Difficile mettere in pagina tutti gli aneddoti che ci racconta, e tanti altri ne avrebbe, servirebbe un libro. Anzi, sarebbe una bella idea che lo scrivesse lui, quel libro.

La gioventù nella squadra del paese, la Martelli di Piadena, l’arrivo alla Cremonese con l’esordio a 17 anni, l’addio al calcio giocato nel 1978 con la bellezza di 436 presenze (nessuno ha sin qui saputo eguagliare il suo record) poi la carriera di allenatore, sempre in grigiorosso, fino al 1997. Da 25 anni segue il calcio da tifoso, e pure la politica l’ha deluso, ma resta un osservatore attento che non perde la curiosità per tutto quanto succede.

Lei esordisce nella Cremo nel ’66, campionato che segna la retrocessione in D, uno dei momenti più bassi della storia dell’Usc. Poi il commissariamento di “Cielo” Cottarelli, l’avvento di Luzzara e l’immediata risalita in C.

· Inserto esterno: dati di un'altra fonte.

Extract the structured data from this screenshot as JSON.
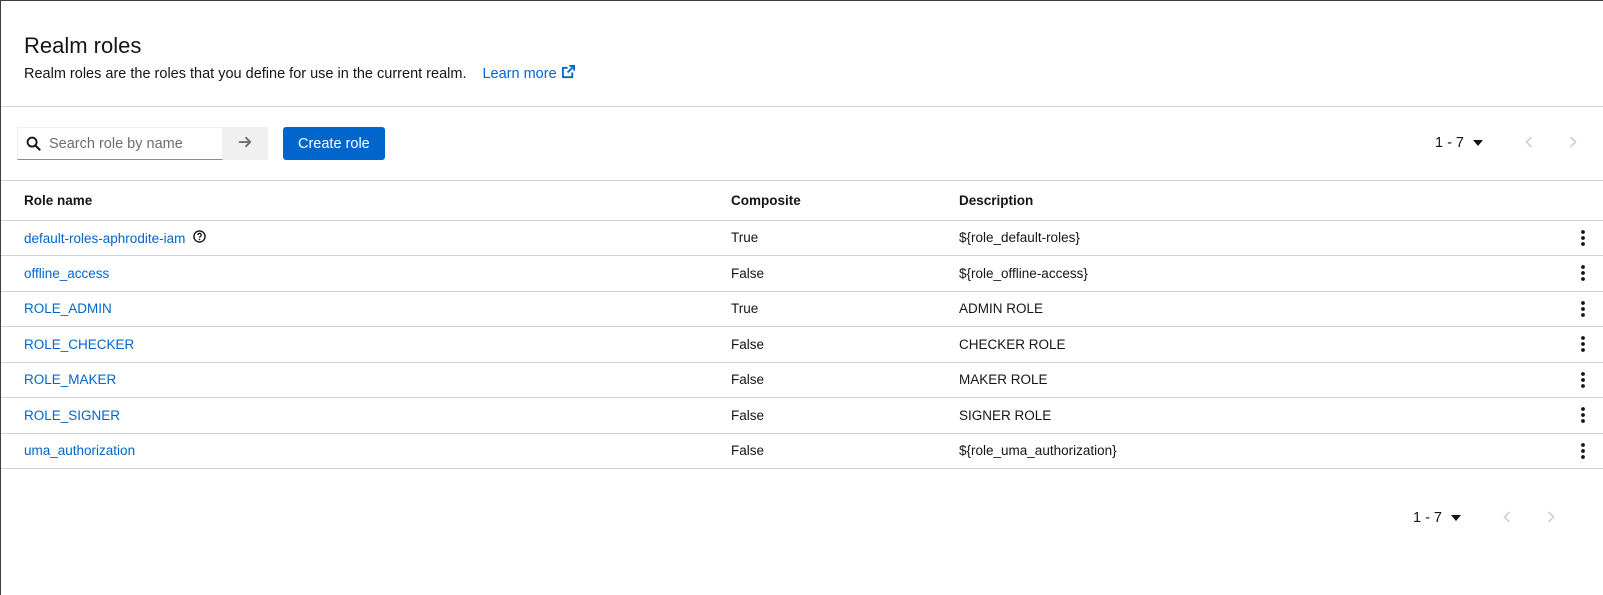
{
  "header": {
    "title": "Realm roles",
    "description": "Realm roles are the roles that you define for use in the current realm.",
    "learn_more": "Learn more"
  },
  "toolbar": {
    "search_placeholder": "Search role by name",
    "create_label": "Create role"
  },
  "pagination": {
    "range": "1 - 7"
  },
  "table": {
    "columns": [
      "Role name",
      "Composite",
      "Description"
    ],
    "rows": [
      {
        "name": "default-roles-aphrodite-iam",
        "composite": "True",
        "description": "${role_default-roles}"
      },
      {
        "name": "offline_access",
        "composite": "False",
        "description": "${role_offline-access}"
      },
      {
        "name": "ROLE_ADMIN",
        "composite": "True",
        "description": "ADMIN ROLE"
      },
      {
        "name": "ROLE_CHECKER",
        "composite": "False",
        "description": "CHECKER ROLE"
      },
      {
        "name": "ROLE_MAKER",
        "composite": "False",
        "description": "MAKER ROLE"
      },
      {
        "name": "ROLE_SIGNER",
        "composite": "False",
        "description": "SIGNER ROLE"
      },
      {
        "name": "uma_authorization",
        "composite": "False",
        "description": "${role_uma_authorization}"
      }
    ]
  },
  "icons": {
    "external_link": "external-link-icon",
    "search": "search-icon",
    "arrow_right": "arrow-right-icon",
    "caret_down": "caret-down-icon",
    "chevron_left": "chevron-left-icon",
    "chevron_right": "chevron-right-icon",
    "help": "question-circle-icon",
    "kebab": "kebab-menu-icon"
  },
  "colors": {
    "link": "#0066cc",
    "primary_button": "#0066cc",
    "border": "#d2d2d2",
    "disabled": "#d2d2d2"
  }
}
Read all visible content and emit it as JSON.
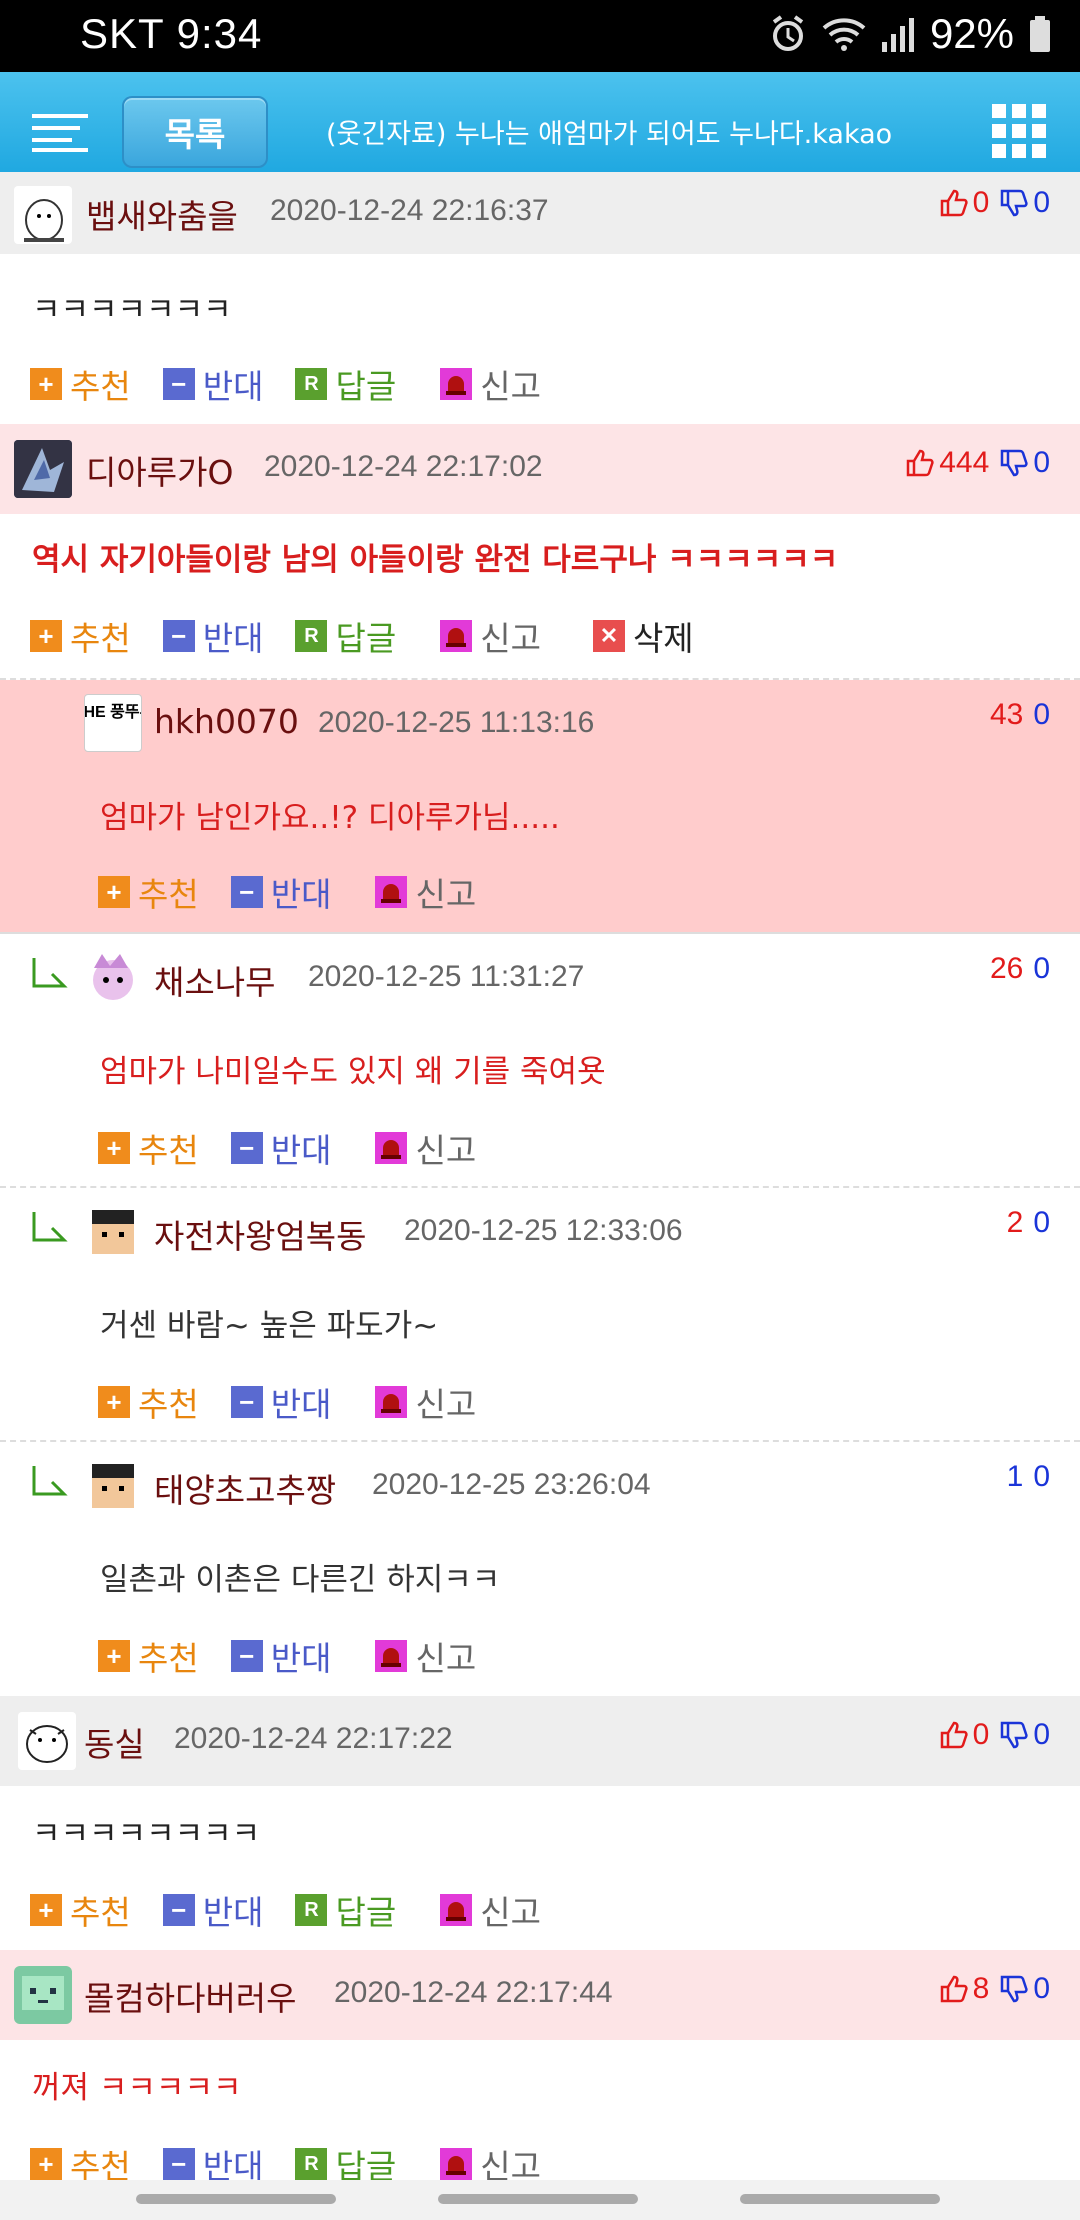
{
  "status": {
    "carrier": "SKT 9:34",
    "battery": "92%"
  },
  "header": {
    "list_label": "목록",
    "title": "(웃긴자료) 누나는 애엄마가 되어도 누나다.kakao"
  },
  "actions": {
    "recommend": "추천",
    "oppose": "반대",
    "reply": "답글",
    "report": "신고",
    "delete": "삭제",
    "reply_icon": "R"
  },
  "comments": [
    {
      "nick": "뱁새와춤을",
      "date": "2020-12-24 22:16:37",
      "up": "0",
      "down": "0",
      "text": "ㅋㅋㅋㅋㅋㅋㅋ"
    },
    {
      "nick": "디아루가O",
      "date": "2020-12-24 22:17:02",
      "up": "444",
      "down": "0",
      "text": "역시 자기아들이랑 남의 아들이랑 완전 다르구나 ㅋㅋㅋㅋㅋㅋ"
    },
    {
      "nick": "hkh0070",
      "date": "2020-12-25 11:13:16",
      "up": "43",
      "down": "0",
      "text": "엄마가 남인가요..!? 디아루가님....."
    },
    {
      "nick": "채소나무",
      "date": "2020-12-25 11:31:27",
      "up": "26",
      "down": "0",
      "text": "엄마가 나미일수도 있지 왜 기를 죽여욧"
    },
    {
      "nick": "자전차왕엄복동",
      "date": "2020-12-25 12:33:06",
      "up": "2",
      "down": "0",
      "text": "거센 바람~ 높은 파도가~"
    },
    {
      "nick": "태양초고추짱",
      "date": "2020-12-25 23:26:04",
      "up": "1",
      "down": "0",
      "text": "일촌과 이촌은 다른긴 하지ㅋㅋ"
    },
    {
      "nick": "동실",
      "date": "2020-12-24 22:17:22",
      "up": "0",
      "down": "0",
      "text": "ㅋㅋㅋㅋㅋㅋㅋㅋ"
    },
    {
      "nick": "몰컴하다버러우",
      "date": "2020-12-24 22:17:44",
      "up": "8",
      "down": "0",
      "text": "꺼져 ㅋㅋㅋㅋㅋ"
    }
  ],
  "avatar_text": "THE 풍뚜루"
}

«Arrivo a Cremona a 17 anni: dalla Seconda categoria al ritiro coi grandi allenati da Ravani. Con me arriva anche Mondonico: smetteremo anche lo stesso anno. Lui era quello di destra, io quello di sinistra. Alla prima di campionato col Treviso si infortunano i due terzini, Pietrobon e Bartolomei, e io che ero mediano esordisco in difesa. Dopo altre 6 partite mi fermo per una disfunzione cardiaca legata alle tonsille, e dopo l’operazione passa tutto».

Non lascerà più la difesa, col numero 2.

«Il presidente era Guido Maffezzoni, la squadra non era male; in precampionato battiamo il Brescia e altre big, ma poi tutto gira male. L’anno dopo arrivano Cottarelli e poi Luzzara, che non sapeva nulla di calcio e nemmeno di elettricità (di cui si occupava la sua azienda), ma aveva la forza di ammetterlo, sapeva affidarsi alle persone giuste e riusciva col suo sorriso a intrattenere ottimi rapporti con le persone. Però sapeva badare ai conti, e nei primi anni trovò il supporto giusto nell’Atalanta di Achille Bortolotti».

Il passaggio dei migliori era automatico: dalla Cremonese all’Atalanta e poi alla Juventus, a partire da Cabrini, Prandelli e Bodini.

«Mia papà gestiva la sala da ballo Astor a Piadena, e io lavoravo proprio nell’azienda di Luzzara in via Sesto. Da Bergamo arrivano gli allenatori, prima Moro poi Rota. Luzzara lavorava in ambito locale ma coi subappalti arrivava in tutta Italia. Addirittura nel giugno del 1969 mi chiama e mi dice: «All’Enel ho a che fare con uno che è del Pci come te», e così mi ritrovo a Monfalcone a provare gli impianti di una centrale a carbone. Per tre settimane abbiamo lavorato 10 ore al giorno più 5 il sabato. Dopo qualche anno le cose cambiano, la Cremonese sale di livello e la nuova alleanza è con la Sampdoria di Mantovani».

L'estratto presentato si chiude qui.